‘No imminent threat.’ Lexington woman was killed days after requesting EPO against husband

Christopher Leach/cleach@herald-leader.com

Just three days before 47-year-old Talina Henderson was allegedly shot and killed by her husband, she filed for an emergency protection order against him, court records show.

However, family court Judge Traci Brislin said there was “no imminent threat” to Henderson, and no protective order was entered into the court’s file. A hearing was set to take place on Nov. 30, according to online court records.

Henderson filed for the emergency protection order on Nov. 20 and said that her husband, Stephon Henderson, 59, was verbally and emotionally threatening her. She stated in court records that weapons were involved, and thought her husband to be armed and dangerous. Talina Henderson wrote in court records that her husband would “put hands on (her), or have someone else do harm.”

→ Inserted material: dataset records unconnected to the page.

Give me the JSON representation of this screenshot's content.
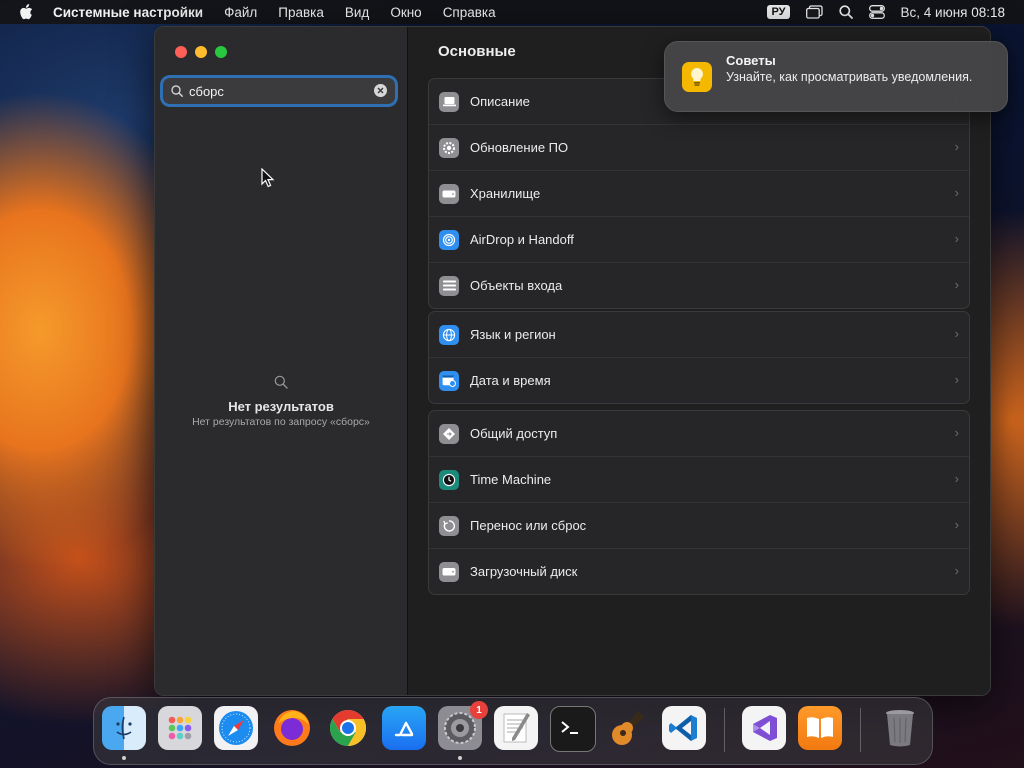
{
  "menubar": {
    "app_name": "Системные настройки",
    "menus": [
      "Файл",
      "Правка",
      "Вид",
      "Окно",
      "Справка"
    ],
    "input_source": "РУ",
    "clock": "Вс, 4 июня  08:18"
  },
  "sidebar": {
    "search_value": "сборс",
    "no_results_title": "Нет результатов",
    "no_results_subtitle": "Нет результатов по запросу «сборс»"
  },
  "content": {
    "title": "Основные",
    "groups": [
      [
        {
          "label": "Описание",
          "icon": "laptop-icon",
          "color": "#8e8e93"
        },
        {
          "label": "Обновление ПО",
          "icon": "gear-badge-icon",
          "color": "#8e8e93"
        },
        {
          "label": "Хранилище",
          "icon": "drive-icon",
          "color": "#8e8e93"
        },
        {
          "label": "AirDrop и Handoff",
          "icon": "airdrop-icon",
          "color": "#2f8ff0"
        },
        {
          "label": "Объекты входа",
          "icon": "list-icon",
          "color": "#8e8e93"
        }
      ],
      [
        {
          "label": "Язык и регион",
          "icon": "globe-icon",
          "color": "#2f8ff0"
        },
        {
          "label": "Дата и время",
          "icon": "calendar-clock-icon",
          "color": "#2f8ff0"
        }
      ],
      [
        {
          "label": "Общий доступ",
          "icon": "sharing-icon",
          "color": "#8e8e93"
        },
        {
          "label": "Time Machine",
          "icon": "time-machine-icon",
          "color": "#1b8a7a"
        },
        {
          "label": "Перенос или сброс",
          "icon": "reset-icon",
          "color": "#8e8e93"
        },
        {
          "label": "Загрузочный диск",
          "icon": "disk-icon",
          "color": "#8e8e93"
        }
      ]
    ]
  },
  "notification": {
    "title": "Советы",
    "body": "Узнайте, как просматривать уведомления."
  },
  "dock": {
    "badge_count": "1",
    "items": [
      "finder-icon",
      "launchpad-icon",
      "safari-icon",
      "firefox-icon",
      "chrome-icon",
      "app-store-icon",
      "system-settings-icon",
      "textedit-icon",
      "terminal-icon",
      "garageband-icon",
      "vscode-icon",
      "visual-studio-icon",
      "books-icon",
      "trash-icon"
    ]
  }
}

On Nov. 23, Talina Henderson was shot inside a residence on Bay Colony Lane near Lexington’s Masterson Station Park. Stephon Henderson was arrested and charged with murder (domestic violence), possession of a firearm by a convicted felon, and violation of an emergency protection order.

A witness was reportedly present during the shooting and cooperated with authorities, Fayette Coroner Gary Ginn said on the scene.

Henderson’s arrest citation stated that he “intentionally caused the death of his wife with the use of a handgun.”

“The suspect admitted that he is a convicted felon and knew that he was not to be in possession of a handgun,” the citation reads.

During Henderson’s court arraignment on Monday, the EPO violation charge was dropped because no official order of protection had been filed against him.

In her motion, Talina Henderson stated her husband made threats against her if she proceeded to move forward with a divorce against him. Talina Henderson filed for a dissolution of marriage on Nov. 21, according to court documents.

Henderson stated in her petition that her husband would go to her job and and “make up lies” and make statements that if “he could not have the house, neither could (she).”

According to court documents, the couple had been staying in the residence together but were separated with her on one side of the house, and him on the other.

On the day the petition was filed, she said he had barged into her room in a threatening manner, and refused to allow her to have any space, and that she was not allowed to close any doors.

“Tonight when he was threatening me, he was so close to me that I was afraid of being hit or hurt,” Henderson stated in her Nov. 20 petition. “I called the police and was recommended to file this EPO because as they were talking to him they could hear the anger that he had in his voice.”

At Henderson’s court appearance on Monday, Fayette District Judge Bruce Bell entered a not-guilty plea on Henderson’s behalf, and kept the originally set bond of $1 million cash. He appointed a public defender and permitted Henderson’s son to have access to the residence for legal documents.

Henderson will appear in district court again on Thursday, Dec. 6.